Virtual Conversation: Charles J. Shields

By Lambs Club 4/8/22

The Lambs’ Virtual Conversation
Charles J. Shields

A life Behind A Raisin in the Sun
Thursday, April 7th – 8 PM
(Video below)

Author Charles J. Shields, the New York Times bestselling author of Mockingbird: A Portrait of Harper Lee, tells the moving story of the life of Lorraine Hansberry, the woman behind A Raisin in the Sun, the most widely anthologized, read, and performed play of the American stage.

Written when she was just twenty-eight, Lorraine Hansberry’s landmark A Raisin in the Sun is listed by the National Theatre as one of the hundred most significant works of the twentieth century. Hansberry was the first Black woman to have a play performed on Broadway, and the first Black and youngest American playwright to win a New York Critics’ Circle Award.

She was a Chicago socialite who became a Black Communist, a Greenwich Village folkie who became a Broadway playwright at twenty-eight, a foe of capitalism who became wealthy, a feminist who relied exclusively on the judgement of her white husband— her best friend, promoter, and ultimately her keeper. She was full of confidence and haunted by doubts; she dreamed about the future but felt hopeless at times. She was a romantic, but no one could have been more clear-eyed about life. She loved men and women equally— as lovers, friends, and comrades in her quest for self-fulfillment.

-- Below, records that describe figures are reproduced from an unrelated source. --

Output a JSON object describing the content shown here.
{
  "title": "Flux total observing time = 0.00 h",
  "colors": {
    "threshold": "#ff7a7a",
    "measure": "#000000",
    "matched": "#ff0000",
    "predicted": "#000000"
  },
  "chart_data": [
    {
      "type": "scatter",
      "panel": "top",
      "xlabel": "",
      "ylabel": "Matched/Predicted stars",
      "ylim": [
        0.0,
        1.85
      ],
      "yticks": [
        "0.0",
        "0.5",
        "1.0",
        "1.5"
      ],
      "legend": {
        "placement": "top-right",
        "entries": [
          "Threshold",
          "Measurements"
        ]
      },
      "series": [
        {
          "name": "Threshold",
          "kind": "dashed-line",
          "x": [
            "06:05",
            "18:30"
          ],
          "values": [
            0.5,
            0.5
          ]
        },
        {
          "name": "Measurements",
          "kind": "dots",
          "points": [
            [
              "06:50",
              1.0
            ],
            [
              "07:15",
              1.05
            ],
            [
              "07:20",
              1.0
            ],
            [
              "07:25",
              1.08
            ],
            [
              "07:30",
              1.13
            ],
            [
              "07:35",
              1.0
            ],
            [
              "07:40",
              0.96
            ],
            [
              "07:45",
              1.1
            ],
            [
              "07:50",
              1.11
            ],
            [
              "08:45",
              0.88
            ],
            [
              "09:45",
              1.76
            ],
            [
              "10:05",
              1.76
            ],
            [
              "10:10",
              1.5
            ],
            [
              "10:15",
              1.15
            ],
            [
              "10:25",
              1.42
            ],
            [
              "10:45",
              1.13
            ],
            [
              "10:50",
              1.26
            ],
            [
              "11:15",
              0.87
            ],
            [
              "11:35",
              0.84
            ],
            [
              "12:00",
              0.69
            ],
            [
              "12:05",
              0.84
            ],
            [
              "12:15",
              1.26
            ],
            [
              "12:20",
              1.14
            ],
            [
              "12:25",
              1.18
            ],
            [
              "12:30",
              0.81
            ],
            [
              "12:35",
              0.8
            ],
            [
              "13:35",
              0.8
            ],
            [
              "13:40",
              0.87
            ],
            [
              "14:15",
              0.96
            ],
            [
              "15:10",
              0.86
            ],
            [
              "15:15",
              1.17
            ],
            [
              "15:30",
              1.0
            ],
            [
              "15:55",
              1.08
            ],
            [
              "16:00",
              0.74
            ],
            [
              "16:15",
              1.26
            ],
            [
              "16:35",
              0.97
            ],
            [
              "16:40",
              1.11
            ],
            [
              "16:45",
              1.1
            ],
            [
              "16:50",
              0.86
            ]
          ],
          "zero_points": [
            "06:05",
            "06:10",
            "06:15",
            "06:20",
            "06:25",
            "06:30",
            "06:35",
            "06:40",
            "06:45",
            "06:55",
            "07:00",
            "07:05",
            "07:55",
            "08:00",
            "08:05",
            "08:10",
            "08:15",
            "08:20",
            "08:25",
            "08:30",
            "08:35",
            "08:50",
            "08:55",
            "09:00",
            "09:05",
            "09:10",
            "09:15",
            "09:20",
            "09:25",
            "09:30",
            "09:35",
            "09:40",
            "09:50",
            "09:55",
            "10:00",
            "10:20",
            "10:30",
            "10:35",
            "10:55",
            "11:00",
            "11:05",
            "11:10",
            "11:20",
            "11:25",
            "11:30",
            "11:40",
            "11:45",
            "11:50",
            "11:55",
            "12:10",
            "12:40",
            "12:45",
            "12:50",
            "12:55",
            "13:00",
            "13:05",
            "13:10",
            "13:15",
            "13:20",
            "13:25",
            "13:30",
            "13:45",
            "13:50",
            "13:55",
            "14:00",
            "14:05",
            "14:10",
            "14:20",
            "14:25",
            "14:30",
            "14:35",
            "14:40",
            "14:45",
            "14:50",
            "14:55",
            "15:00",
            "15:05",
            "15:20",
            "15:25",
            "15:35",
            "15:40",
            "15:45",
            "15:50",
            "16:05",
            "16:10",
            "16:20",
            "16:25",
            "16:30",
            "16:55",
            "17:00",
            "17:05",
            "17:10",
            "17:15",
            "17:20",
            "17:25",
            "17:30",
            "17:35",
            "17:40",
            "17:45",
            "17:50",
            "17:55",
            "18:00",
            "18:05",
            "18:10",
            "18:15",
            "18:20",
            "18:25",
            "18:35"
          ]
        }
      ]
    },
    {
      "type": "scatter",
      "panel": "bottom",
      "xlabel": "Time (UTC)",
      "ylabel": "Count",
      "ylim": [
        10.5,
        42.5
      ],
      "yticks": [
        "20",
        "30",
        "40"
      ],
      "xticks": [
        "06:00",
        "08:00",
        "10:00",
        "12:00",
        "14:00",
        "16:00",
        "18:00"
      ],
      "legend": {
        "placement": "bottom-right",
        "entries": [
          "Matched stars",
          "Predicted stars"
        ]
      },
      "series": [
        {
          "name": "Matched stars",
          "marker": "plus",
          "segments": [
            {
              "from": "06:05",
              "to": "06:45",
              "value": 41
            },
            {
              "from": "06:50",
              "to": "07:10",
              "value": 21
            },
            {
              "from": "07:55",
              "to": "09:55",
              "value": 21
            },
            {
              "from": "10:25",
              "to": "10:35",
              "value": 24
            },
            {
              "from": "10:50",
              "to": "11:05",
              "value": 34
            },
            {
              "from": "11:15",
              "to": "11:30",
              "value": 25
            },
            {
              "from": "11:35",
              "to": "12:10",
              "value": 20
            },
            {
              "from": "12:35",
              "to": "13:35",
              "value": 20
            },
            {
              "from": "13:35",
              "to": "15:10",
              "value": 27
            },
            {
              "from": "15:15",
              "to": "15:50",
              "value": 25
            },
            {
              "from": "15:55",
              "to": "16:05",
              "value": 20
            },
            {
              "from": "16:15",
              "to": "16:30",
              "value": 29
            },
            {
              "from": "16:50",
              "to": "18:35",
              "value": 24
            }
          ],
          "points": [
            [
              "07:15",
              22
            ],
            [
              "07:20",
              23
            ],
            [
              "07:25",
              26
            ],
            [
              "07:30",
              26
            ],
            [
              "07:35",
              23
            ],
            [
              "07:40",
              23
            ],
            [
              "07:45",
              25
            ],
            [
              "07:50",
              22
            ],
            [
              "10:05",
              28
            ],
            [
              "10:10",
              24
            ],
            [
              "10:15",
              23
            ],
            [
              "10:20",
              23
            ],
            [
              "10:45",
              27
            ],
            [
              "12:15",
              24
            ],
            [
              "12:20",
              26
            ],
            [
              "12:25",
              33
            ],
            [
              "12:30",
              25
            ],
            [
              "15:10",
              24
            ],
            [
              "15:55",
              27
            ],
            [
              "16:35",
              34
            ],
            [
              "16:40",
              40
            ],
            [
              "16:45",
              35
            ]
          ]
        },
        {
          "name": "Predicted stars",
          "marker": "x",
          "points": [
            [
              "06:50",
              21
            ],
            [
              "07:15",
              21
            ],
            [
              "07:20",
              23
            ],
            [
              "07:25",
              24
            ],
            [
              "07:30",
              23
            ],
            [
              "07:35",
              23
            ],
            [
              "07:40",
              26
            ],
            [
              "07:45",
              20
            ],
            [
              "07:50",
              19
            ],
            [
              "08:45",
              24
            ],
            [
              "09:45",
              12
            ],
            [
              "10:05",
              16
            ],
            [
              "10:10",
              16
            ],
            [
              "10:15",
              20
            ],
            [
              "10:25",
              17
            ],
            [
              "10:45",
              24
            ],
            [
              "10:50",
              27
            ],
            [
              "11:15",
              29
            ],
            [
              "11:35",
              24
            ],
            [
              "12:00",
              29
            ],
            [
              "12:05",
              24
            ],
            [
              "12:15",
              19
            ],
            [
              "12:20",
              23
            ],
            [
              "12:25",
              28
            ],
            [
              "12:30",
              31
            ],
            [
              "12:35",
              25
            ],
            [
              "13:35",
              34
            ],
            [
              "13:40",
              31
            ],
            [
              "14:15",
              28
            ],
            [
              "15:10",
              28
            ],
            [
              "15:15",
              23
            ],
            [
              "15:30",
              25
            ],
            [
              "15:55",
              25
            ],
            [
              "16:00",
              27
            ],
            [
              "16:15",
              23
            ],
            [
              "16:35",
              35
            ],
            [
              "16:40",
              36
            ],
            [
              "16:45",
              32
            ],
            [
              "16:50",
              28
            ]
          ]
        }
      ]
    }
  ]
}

This dramatic telling of a passionate life—a very American life through self-reinvention—uses previously unpublished interviews with close friends in politics and theater, privately held correspondence, and deep research to reconcile old mysteries and raise new questions about a life not fully described until now.

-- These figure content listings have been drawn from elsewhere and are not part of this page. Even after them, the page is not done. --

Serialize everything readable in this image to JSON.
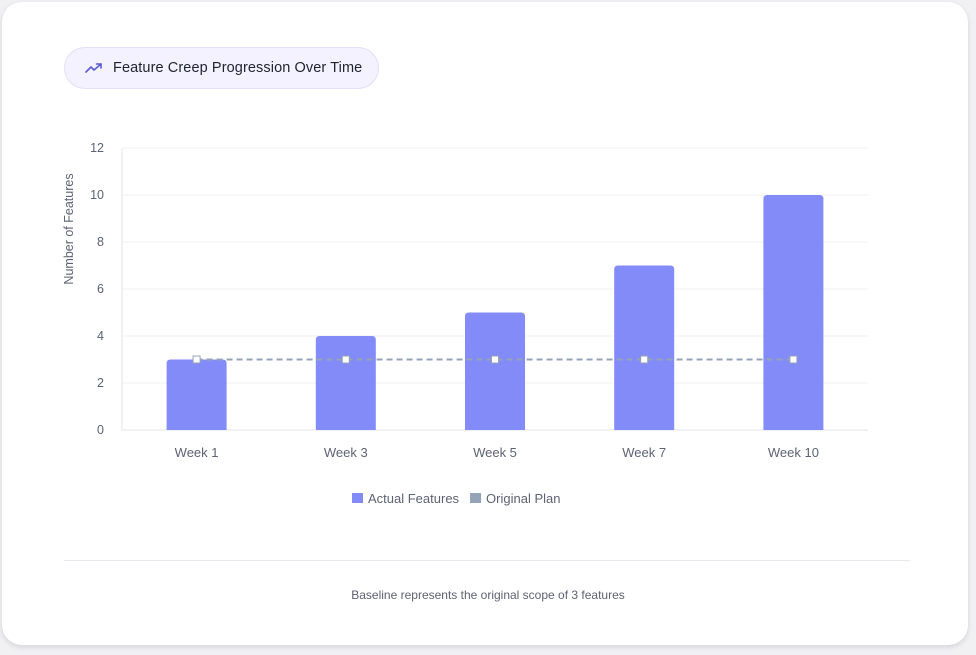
{
  "header": {
    "title": "Feature Creep Progression Over Time",
    "icon": "trending-up-icon"
  },
  "footnote": "Baseline represents the original scope of 3 features",
  "colors": {
    "bar": "#838bf8",
    "baseline": "#94a3b8",
    "accent": "#5b5bd6",
    "grid": "#eef0f4",
    "axis_text": "#5d6274"
  },
  "chart_data": {
    "type": "bar",
    "title": "Feature Creep Progression Over Time",
    "xlabel": "",
    "ylabel": "Number of Features",
    "categories": [
      "Week 1",
      "Week 3",
      "Week 5",
      "Week 7",
      "Week 10"
    ],
    "series": [
      {
        "name": "Actual Features",
        "type": "bar",
        "values": [
          3,
          4,
          5,
          7,
          10
        ]
      },
      {
        "name": "Original Plan",
        "type": "line",
        "style": "dashed",
        "values": [
          3,
          3,
          3,
          3,
          3
        ]
      }
    ],
    "ylim": [
      0,
      12
    ],
    "yticks": [
      0,
      2,
      4,
      6,
      8,
      10,
      12
    ],
    "grid": true,
    "legend": "bottom-center"
  }
}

Charles J. Shields is the author of Harper Lee’s New York Times bestselling biography Mockingbird, the Kurt Vonnegut biography And So It Goes, and the biography of John Edward Williams, The Man Who Wrote the Perfect Novel. Shields has spoken to hundreds of large audiences in schools, libraries, museums, and historic theaters and appeared in newspapers and magazines worldwide, including the Wall Street Journal, New Yorker, Huffington Post, and New York Times.